Je pense qu’il serait grand temps d’arrêter de se dire trop souvent « je ne crois que ce que je vois » il est vrai aussi que nous recevons tellement de chose réellement farfelues, de propositions qui ne sont que des miroirs aux alouettes, de gens qui veulent nous vendre de la réussite et du bonheur moyennant une nouvelle méthode révolutionnaire, (et moyennant votre argent, au passage) il est normal que l’on finisse par dire « je ne crois que ce que je vois » mais si l’humanité s’était toujours répété cette petite phrase, nous n’aurions jamais pu évoluer !

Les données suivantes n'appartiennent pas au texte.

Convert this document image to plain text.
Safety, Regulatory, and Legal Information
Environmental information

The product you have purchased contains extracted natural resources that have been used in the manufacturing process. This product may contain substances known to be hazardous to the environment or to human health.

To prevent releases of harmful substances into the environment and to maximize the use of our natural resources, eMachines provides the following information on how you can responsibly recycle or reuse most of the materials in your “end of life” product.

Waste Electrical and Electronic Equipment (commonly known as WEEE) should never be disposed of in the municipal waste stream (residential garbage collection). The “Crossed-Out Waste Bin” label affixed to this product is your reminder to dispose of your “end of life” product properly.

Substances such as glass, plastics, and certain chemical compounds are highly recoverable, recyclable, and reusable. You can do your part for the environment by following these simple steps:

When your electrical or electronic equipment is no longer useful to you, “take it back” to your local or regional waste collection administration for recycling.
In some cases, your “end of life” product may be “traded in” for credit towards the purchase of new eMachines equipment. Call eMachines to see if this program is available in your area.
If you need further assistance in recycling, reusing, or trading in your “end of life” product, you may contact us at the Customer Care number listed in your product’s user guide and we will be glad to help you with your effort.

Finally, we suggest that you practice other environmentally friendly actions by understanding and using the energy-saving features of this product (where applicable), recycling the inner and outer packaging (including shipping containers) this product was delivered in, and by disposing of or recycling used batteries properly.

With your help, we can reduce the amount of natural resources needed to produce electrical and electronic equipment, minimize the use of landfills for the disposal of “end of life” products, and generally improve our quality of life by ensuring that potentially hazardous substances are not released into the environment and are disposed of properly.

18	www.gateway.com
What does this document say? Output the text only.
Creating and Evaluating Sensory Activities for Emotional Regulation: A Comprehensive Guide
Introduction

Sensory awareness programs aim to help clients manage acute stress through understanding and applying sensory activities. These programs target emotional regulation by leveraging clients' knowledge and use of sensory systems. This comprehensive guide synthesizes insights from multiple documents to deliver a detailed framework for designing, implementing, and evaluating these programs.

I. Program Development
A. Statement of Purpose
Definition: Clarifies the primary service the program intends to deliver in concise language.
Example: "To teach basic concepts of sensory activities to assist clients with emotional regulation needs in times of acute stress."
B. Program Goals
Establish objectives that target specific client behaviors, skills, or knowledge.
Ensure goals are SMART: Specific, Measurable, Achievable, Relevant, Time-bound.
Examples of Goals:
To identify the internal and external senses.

Il est indispensable, si l’on veut évoluer, construire sa vie, d’avoir un minimum d’imagination, et d’oser parfois aller voir ce qu’il y a de l’autre côté, « aller voir ce que l’on n’arrive pas à voir au premier stade ».

Souvenez-vous quand vous étier enfant, votre imagination, vos rêves, vos jeux d’enfant, et puis, est arrivé l’âge adulte, et là on vous a dit «il ne faut pas rêver, tu es un adulte maintenant ! » et là, vous vous êtes interdit vous-même de rêver, de vous autoriser d’avoir une vie à la hauteur de vos rêves d’enfant, parce qu’un adulte, « c’est une grande personne, responsable, sérieuse, qui n’est pas là pour rêver ». Bon, si votre rêve d’enfant c’était d’être astronaute, là il est vrai que c’est un peu plus difficile (mais pas forcément impossible), mais vous auriez pu accomplir tellement de grandes choses quand même ! (réveillons l’enfant qui sommeille en nous).

Arrêtons donc de voir seulement jusqu’au bout de notre nez, voyons plus loin, sortons du troupeau, voyons ce que la plupart des gens ne VEULENT pas voir !

Nouvelle phrase à apprendre par cœur :

Je vois ce que je crois !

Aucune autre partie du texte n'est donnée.